Pessoas normais, originalmente publicado em 2018 e depois em 2019 pela editora Relógio d’ Água, é um romance escrito por Sally Rooney, uma autora irlandesa nascida em 1991, que estudou Inglês na Trinity College em Dublin, onde a sua escrita começou a ser conhecida. O livro acompanha a história de Connel e Marianne, dois adolescentes que vivem numa pequena cidade irlandesa e que vêm de meios sociais distintos: a mãe de Connel trabalha como empregada doméstica em casa de Marianne, e, embora ele a ignore na escola por receio da sua reputação, os dois desenvolvem uma ligação profunda e complexa, ao longo dos anos. Além disso, esta obra aborda temas como a solidão, em particular a que Connel experiencia na faculdade, as dinâmicas das relações interpessoais e as expectativas sociais.

Primeiramente, algo de notar nesta obra é, certamente, o impacto que a atitude do irmão de Marianne (Alan), tem na maneira como esta se relacionará com homens no futuro. Por exemplo, certo Natal, Alan agarra Marianne pelo braço e cospe-lhe no rosto, pois sentiu-se incomodado por esta falar dos resultados que teve nos exames finais. Consequentemente, mais à frente no livro, quando Marianne namora com um homem chamado Lukas, um fotografo, é visível a esta relativamente a comportamentos mais violentos do namorado. Assim, esta obra retrata de um modo profundamente perspicaz a maneira como a infância tem uma grande influência na vida adulta. Com efeito, as crianças não têm ferramentas emocionais para lidar com o que estão a viver, causando a recriação de padrões disfuncionais de relacionamento que refletem dinâmicas traumáticas do passado.

De seguida, é de destacar a maneira como o tratamento que Marianne dá a Connel contrasta com aquele que recebe dele. De facto, no liceu, o Connel insistia em manter a relação deles em segredo, pois, como Marianne era vista como excêntrica pelos seus amigos, receava que esta amizade o tornasse alvo de gozo, perdendo, assim, o “estatuto” que construíra ao longo do tempo, algo que deixava Marianne frustrada. No entanto, quando entram para a faculdade, Marianne conhece pessoas novas, acabando por ficar mais integrada, e faz um esforço para ajudar Connel a adaptar-se e para lhe arranjar novas amizades, ao notar que este enfrentava dificuldades nesta nova fase. Deste modo, este livro representa excelentemente a falta de reciprocidade nas relações amorosas, de amizade ou até mesmo familiares. Na verdade, é frequente ver-se um dos elementos a esforçar-se mais e a dar mais de si emocionalmente, e a não receber a mesma consideração de volta, algo que, muitas vezes, leva ao desgaste emocional, por causa desta desvalorização.

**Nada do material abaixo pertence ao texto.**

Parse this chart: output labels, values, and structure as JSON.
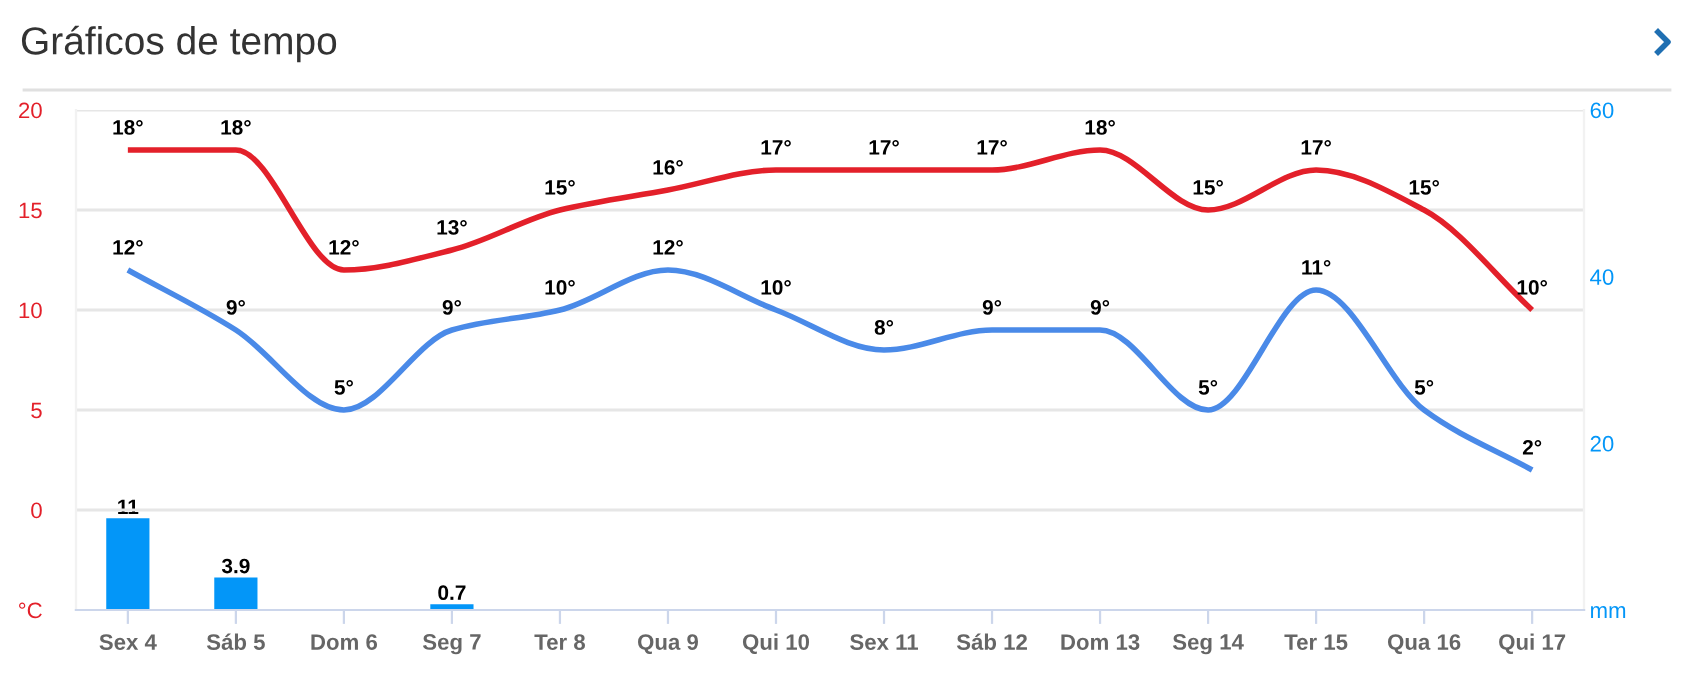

Concluindo, o facto de Marianne aceitar ser maltratada nas suas relações adultas, devido ao tratamento que recebia do seu irmão quando era mais nova, é uma maneira impressionante de retratar o impacto que os traumas da infância têm nas relações adultas. Adicionalmente, a discrepância entre o cuidado que Marianne dá a Connel e o que ela recebe dele, especialmente quando estavam no liceu, é uma fantástica representação da ausência da reciprocidade nas relações interpessoais.